NEW YORK (S&P Global Ratings) March 26, 2020—S&P Global Ratings today took the rating actions listed above.
We expect rig utilization and to a lesser extent, day rates, will be considerably lower than what we had previously estimated.  Thus far, exploration and production (E&P) companies have cut their capital expenditure (capex) budgets by an average of at least 30%, which we anticipate will result in the release of spot rigs early in 2020 and contracted rigs in late 2020 and early 2021. Moreover, smaller and less-creditworthy E&P companies could face bankruptcy without a healthy financing environment to emerge from Chapter 11 bankruptcy.
The negative outlook reflects our lowered West Texas Intermediate (WTI) assumptions, resulting in significantly weaker market conditions in pressure pumping and anticipated weak demand for drilling rigs. We forecast FFO to debt could temporarily weaken below 20% in 2021.

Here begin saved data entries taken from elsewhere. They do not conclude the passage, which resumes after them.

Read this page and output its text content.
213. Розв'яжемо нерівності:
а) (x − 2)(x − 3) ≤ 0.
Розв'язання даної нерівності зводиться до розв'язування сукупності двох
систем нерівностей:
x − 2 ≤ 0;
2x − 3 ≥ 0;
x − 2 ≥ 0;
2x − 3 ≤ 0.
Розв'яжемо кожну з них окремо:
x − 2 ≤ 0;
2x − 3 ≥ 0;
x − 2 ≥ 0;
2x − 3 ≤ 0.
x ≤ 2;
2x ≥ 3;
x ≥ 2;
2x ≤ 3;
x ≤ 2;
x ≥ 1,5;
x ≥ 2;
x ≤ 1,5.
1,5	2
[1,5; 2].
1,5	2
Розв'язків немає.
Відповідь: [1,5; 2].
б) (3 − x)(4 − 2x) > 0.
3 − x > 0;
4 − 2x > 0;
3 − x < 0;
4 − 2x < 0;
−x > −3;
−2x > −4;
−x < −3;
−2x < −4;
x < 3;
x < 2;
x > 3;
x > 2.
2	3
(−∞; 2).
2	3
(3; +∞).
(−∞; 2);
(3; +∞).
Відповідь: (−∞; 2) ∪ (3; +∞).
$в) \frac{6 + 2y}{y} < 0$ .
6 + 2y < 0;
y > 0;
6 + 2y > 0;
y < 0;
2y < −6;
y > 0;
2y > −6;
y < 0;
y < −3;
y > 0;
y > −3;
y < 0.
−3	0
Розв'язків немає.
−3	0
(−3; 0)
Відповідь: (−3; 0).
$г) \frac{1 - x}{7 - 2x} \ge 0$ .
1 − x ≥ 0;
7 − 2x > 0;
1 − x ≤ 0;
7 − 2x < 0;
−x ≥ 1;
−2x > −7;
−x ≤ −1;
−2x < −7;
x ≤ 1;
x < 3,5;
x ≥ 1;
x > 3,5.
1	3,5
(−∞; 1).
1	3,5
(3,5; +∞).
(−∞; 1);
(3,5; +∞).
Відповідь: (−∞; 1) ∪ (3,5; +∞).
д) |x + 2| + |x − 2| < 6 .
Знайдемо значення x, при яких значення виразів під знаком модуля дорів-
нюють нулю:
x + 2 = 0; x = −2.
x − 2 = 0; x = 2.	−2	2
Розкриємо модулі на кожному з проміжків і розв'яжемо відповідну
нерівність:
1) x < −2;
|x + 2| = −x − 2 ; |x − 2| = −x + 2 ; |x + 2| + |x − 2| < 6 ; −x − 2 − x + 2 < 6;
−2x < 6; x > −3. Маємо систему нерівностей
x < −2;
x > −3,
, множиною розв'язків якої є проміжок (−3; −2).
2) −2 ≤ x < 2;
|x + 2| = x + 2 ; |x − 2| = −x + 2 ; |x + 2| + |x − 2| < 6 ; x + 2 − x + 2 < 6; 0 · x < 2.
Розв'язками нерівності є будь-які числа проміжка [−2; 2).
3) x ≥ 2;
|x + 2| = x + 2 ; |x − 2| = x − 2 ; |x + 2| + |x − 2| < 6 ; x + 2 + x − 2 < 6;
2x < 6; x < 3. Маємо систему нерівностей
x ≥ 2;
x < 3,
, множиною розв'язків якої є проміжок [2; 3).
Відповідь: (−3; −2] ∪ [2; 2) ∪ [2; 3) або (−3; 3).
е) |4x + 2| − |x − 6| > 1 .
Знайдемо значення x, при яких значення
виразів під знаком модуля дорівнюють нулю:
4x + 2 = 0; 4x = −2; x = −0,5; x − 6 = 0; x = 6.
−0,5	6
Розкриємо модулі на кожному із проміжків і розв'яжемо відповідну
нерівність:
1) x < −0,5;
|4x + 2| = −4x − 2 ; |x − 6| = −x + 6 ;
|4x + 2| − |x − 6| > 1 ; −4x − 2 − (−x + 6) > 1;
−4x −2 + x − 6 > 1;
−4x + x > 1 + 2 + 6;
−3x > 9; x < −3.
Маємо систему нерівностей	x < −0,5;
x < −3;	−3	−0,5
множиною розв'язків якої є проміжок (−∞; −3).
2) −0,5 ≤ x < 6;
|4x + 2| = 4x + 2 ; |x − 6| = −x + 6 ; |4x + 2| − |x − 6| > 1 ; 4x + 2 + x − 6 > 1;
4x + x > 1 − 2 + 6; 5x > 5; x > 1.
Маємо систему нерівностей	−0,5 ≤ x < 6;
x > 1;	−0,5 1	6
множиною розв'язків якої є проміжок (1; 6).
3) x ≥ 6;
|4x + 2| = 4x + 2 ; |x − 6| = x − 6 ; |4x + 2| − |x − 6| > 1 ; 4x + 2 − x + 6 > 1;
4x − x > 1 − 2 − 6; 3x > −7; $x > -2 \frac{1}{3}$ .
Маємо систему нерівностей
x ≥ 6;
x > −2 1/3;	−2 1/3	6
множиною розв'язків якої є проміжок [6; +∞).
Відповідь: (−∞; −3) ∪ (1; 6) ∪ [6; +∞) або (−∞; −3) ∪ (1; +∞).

We could lower rating if were expect FFO to debt to remain below 20% for a sustained period. This would likely occur if capex budgets are further cut or E&P companies cannot emerge successfully from Chapter 11 bankruptcy, likely as a result of oil prices staying low into 2021.
We could revise our outlook back to stable if oil prices rise, resulting in increased demand for pressure pumping and improved rig utilization and day rates. Alternatively, we could revise the outlook to stable if PTEN's credit ratios improve such that FFO to debt remains above 40% and debt to EBITDA declines and stays below 2x on a sustained basis.